Zing Forum

Reading

LLM Inference Optimization on Taiwania 2 Supercomputer: Throughput Experiments on V100 Cluster

LLM inference throughput experiments conducted on V100 GPU nodes of the Taiwania 2 supercomputer, exploring methods to maximize the inference efficiency of large language models in HPC environments.

LLM推理vLLMV100HPC台湾杉2号超算连续批处理GPU集群吞吐量优化模型部署
Published 2026-06-01 19:45Recent activity 2026-06-01 19:53Estimated read 6 min
LLM Inference Optimization on Taiwania 2 Supercomputer: Throughput Experiments on V100 Cluster
1

Section 01

Introduction: LLM Inference Optimization Experiments on Taiwania 2 V100 Cluster

This article introduces the open-source project LlmInferenceOnTaiwania, documenting LLM inference optimization experiments on the V100 GPU cluster of the Taiwania 2 supercomputer. It explores methods to maximize inference throughput in HPC environments and provides practical experience for model deployment. The core focuses on the application and optimization strategies of the vLLM engine.

2

Section 02

Experiment Background and Hardware Platform Introduction

Taiwania 2 Hardware Specifications

  • 252 GPU nodes, totaling 2016 NVIDIA V100 GPUs
  • Single node: 8 V100 GPUs (32GB HBM2 memory) + 2 Intel Xeon Gold CPUs
  • Interconnect: NVLink + InfiniBand EDR

Core Problem

Under HPC resource constraints (1-hour job duration, maximum 2 nodes/16 V100 GPUs), how to maximize the aggregated output token throughput of LLM inference?

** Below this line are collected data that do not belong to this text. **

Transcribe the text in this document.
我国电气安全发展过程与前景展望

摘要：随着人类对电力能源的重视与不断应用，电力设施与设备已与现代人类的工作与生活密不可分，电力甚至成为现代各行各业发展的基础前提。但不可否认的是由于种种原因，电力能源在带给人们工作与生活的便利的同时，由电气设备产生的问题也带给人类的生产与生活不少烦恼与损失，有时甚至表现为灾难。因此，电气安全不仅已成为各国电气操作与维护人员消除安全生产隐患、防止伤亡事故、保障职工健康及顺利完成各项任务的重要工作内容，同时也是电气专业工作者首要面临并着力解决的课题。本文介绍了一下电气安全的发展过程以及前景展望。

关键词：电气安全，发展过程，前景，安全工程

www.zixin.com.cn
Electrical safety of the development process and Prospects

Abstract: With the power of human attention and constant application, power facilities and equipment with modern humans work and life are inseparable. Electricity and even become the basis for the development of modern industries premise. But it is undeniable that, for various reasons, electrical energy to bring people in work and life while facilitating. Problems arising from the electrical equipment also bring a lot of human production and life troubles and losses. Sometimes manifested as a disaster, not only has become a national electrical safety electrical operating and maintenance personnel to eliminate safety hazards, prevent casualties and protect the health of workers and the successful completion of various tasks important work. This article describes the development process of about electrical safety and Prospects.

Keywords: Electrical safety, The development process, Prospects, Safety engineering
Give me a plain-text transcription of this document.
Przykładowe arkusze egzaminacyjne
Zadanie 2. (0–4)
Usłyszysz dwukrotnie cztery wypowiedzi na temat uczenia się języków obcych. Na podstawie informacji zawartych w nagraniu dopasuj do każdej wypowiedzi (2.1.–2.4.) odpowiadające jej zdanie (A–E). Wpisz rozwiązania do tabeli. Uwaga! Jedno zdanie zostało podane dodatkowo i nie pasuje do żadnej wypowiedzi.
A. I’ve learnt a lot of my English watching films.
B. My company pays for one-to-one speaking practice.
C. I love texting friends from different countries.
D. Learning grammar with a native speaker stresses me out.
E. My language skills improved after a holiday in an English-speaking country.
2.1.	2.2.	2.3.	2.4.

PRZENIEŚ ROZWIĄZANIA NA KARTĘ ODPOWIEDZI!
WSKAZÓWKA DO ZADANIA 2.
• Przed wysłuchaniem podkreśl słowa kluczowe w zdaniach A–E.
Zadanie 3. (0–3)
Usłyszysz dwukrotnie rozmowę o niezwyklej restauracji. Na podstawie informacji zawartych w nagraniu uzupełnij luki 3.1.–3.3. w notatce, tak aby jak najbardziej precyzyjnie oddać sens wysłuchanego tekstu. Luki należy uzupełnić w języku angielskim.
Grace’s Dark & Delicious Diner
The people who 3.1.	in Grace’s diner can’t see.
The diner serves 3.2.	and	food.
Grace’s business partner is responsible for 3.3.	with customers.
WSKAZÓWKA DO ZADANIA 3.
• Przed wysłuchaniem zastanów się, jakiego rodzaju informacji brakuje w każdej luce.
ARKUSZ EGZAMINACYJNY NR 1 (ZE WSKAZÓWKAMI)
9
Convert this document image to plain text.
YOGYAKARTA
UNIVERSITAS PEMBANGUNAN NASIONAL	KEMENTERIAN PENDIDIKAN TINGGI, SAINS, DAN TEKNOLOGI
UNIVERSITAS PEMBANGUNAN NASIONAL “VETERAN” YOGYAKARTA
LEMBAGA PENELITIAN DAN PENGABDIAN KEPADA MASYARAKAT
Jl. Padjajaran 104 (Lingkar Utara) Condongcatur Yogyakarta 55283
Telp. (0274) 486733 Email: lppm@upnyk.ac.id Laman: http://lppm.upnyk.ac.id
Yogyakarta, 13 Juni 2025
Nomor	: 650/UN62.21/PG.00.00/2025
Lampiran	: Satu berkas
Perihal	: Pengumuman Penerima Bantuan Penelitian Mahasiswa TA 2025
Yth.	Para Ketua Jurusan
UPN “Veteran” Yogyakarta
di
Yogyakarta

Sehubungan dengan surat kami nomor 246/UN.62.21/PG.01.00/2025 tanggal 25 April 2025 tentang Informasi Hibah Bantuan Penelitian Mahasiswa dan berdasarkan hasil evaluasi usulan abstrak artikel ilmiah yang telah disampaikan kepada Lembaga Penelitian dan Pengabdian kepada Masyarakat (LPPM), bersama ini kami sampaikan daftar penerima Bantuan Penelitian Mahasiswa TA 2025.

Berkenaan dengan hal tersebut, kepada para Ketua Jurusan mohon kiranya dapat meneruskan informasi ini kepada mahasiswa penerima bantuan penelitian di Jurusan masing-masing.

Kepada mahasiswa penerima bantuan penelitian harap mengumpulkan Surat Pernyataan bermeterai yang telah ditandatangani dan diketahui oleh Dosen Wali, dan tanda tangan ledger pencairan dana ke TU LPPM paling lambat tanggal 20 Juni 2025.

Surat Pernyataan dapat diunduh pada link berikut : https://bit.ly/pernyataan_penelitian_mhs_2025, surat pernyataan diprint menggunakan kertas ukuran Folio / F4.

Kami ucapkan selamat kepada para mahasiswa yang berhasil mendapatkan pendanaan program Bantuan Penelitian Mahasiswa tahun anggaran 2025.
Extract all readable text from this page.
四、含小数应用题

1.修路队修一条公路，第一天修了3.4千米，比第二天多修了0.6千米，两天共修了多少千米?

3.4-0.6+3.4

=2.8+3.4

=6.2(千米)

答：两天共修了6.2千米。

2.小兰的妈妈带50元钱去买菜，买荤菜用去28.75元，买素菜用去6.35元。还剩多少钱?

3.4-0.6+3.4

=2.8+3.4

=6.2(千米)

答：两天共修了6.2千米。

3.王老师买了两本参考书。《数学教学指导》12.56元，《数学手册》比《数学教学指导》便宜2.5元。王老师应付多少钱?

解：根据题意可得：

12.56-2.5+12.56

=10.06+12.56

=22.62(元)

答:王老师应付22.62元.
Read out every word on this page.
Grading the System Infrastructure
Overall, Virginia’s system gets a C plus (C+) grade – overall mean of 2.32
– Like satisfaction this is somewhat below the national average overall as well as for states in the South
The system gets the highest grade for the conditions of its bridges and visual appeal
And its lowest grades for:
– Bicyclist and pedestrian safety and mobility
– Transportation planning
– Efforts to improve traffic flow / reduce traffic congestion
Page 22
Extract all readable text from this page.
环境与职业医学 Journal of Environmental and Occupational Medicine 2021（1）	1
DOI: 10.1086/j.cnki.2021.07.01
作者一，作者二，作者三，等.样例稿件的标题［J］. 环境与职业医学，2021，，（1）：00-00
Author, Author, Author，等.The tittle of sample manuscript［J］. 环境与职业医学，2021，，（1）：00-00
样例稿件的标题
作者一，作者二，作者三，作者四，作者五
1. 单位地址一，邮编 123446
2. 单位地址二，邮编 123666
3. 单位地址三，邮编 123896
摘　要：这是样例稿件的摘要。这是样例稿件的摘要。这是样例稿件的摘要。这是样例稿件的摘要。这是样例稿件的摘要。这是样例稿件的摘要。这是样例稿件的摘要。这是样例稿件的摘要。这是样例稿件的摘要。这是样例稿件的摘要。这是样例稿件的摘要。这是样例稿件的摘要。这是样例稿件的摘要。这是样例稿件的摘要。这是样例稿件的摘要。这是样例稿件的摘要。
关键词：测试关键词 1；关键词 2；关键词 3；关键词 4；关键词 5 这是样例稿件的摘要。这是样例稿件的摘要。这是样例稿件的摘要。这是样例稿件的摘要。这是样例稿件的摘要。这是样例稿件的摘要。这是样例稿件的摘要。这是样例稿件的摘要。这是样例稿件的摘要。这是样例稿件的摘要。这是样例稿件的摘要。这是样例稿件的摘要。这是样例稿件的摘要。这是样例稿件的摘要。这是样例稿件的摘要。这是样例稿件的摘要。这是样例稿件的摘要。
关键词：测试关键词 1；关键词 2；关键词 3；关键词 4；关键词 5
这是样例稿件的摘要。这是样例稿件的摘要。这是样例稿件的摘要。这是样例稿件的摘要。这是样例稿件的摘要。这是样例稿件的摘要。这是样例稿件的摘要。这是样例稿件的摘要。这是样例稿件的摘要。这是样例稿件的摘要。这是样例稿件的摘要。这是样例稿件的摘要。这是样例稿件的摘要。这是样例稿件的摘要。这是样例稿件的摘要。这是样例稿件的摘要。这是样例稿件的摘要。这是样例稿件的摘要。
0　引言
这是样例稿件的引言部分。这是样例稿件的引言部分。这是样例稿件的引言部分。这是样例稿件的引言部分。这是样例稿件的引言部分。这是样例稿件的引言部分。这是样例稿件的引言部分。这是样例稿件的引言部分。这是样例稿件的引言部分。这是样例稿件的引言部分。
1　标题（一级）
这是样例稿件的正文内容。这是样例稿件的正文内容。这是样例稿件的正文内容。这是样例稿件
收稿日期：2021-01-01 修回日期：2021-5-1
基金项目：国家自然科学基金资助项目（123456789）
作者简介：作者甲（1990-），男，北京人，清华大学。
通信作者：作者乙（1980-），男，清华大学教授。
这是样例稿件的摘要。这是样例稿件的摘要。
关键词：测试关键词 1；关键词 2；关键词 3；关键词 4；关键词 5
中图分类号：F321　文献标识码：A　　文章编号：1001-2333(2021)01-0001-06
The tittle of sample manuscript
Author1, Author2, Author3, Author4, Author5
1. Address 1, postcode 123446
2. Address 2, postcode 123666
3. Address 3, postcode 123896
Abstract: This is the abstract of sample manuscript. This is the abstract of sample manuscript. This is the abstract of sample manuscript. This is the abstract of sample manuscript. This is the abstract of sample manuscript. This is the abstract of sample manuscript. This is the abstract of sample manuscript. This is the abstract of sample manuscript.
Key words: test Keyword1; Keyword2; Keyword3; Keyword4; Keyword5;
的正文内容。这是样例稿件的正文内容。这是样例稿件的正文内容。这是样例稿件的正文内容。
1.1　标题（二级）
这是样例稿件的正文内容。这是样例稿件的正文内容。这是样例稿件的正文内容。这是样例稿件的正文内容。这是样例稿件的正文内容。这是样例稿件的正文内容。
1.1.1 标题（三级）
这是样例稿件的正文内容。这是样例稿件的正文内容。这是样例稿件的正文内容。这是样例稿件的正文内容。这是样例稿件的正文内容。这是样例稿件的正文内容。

Its significance includes cost reduction, latency reduction, and improved resource utilization.

3

Section 03

Inference Engine Selection and Optimization Strategies

Core Technologies of vLLM Engine

  • PagedAttention: Draws on virtual memory paging to split KV cache into blocks, improving memory utilization
  • Continuous batching: Dynamically adds/removes requests to avoid idle waiting in static batching
  • Version selected: vLLM 0.7.0 (compatible with V100's Compute Capability 7.0)

Experimental Optimization Strategies

  • Tensor parallelism: Split model parameters across multiple GPUs
  • Pipeline parallelism: Split the model by layers to form a pipeline
  • Batch size tuning: Balance memory and computing power utilization
  • Quantization techniques: Explore INT8/FP16 to reduce memory usage

Test configuration: 2 nodes (16 V100 GPUs), 1-hour job, covering different input/output lengths.

4

Section 04

Experimental Results and Key Findings

Key Findings

Continuous batching is the most critical optimization method, with advantages including:

  1. Eliminates idle waiting in static batching
  2. Adapts to variable-length sequences in real scenarios
  3. Significantly improves GPU utilization

Other Optimization Effects

  • Multi-GPU parallelism: 16 V100 GPUs achieve near-linear throughput scaling
  • Memory optimization: Adjust KV cache to support longer context
  • Scheduling strategy: Optimize resource allocation

The results validate the effectiveness of vLLM's design philosophy.

5

Section 05

Practical Insights and Best Practices

  1. Framework selection: vLLM is suitable for high-throughput scenarios; for latency-sensitive scenarios, consider TensorRT-LLM
  2. Version matching: For older GPUs (e.g., V100), prioritize compatible stable versions over the latest ones
  3. HPC scheduling: Use scheduling systems like SLURM to allocate resources reasonably
  4. Monitoring and tuning: Establish a monitoring system to continuously collect performance data for optimization

The project provides reusable configurations and scripts to lower deployment barriers.

6

Section 06

Project Limitations and Hardware Challenges

Inherent limitations of V100 hardware:

  1. Memory capacity: 32GB is tight for models with 70B+ parameters, requiring model parallelism
  2. Computing capability: Does not support new features like sparse computing, so efficiency is lower than A100/H100
  3. Interconnect bandwidth: NVLink bandwidth is lower than newer generations, which may become a bottleneck in large-scale parallelism

These limitations affect model scale and optimization effects.

7

Section 07

Project Summary and Future Outlook

This project proves that on older hardware (V100), satisfactory inference throughput can be achieved through software optimization (especially continuous batching). It provides a reusable solution for research institutions and data support for hardware upgrades.

We look forward to more open-source projects promoting the popularization of AI in the HPC field and facilitating the application of large language models in scientific research.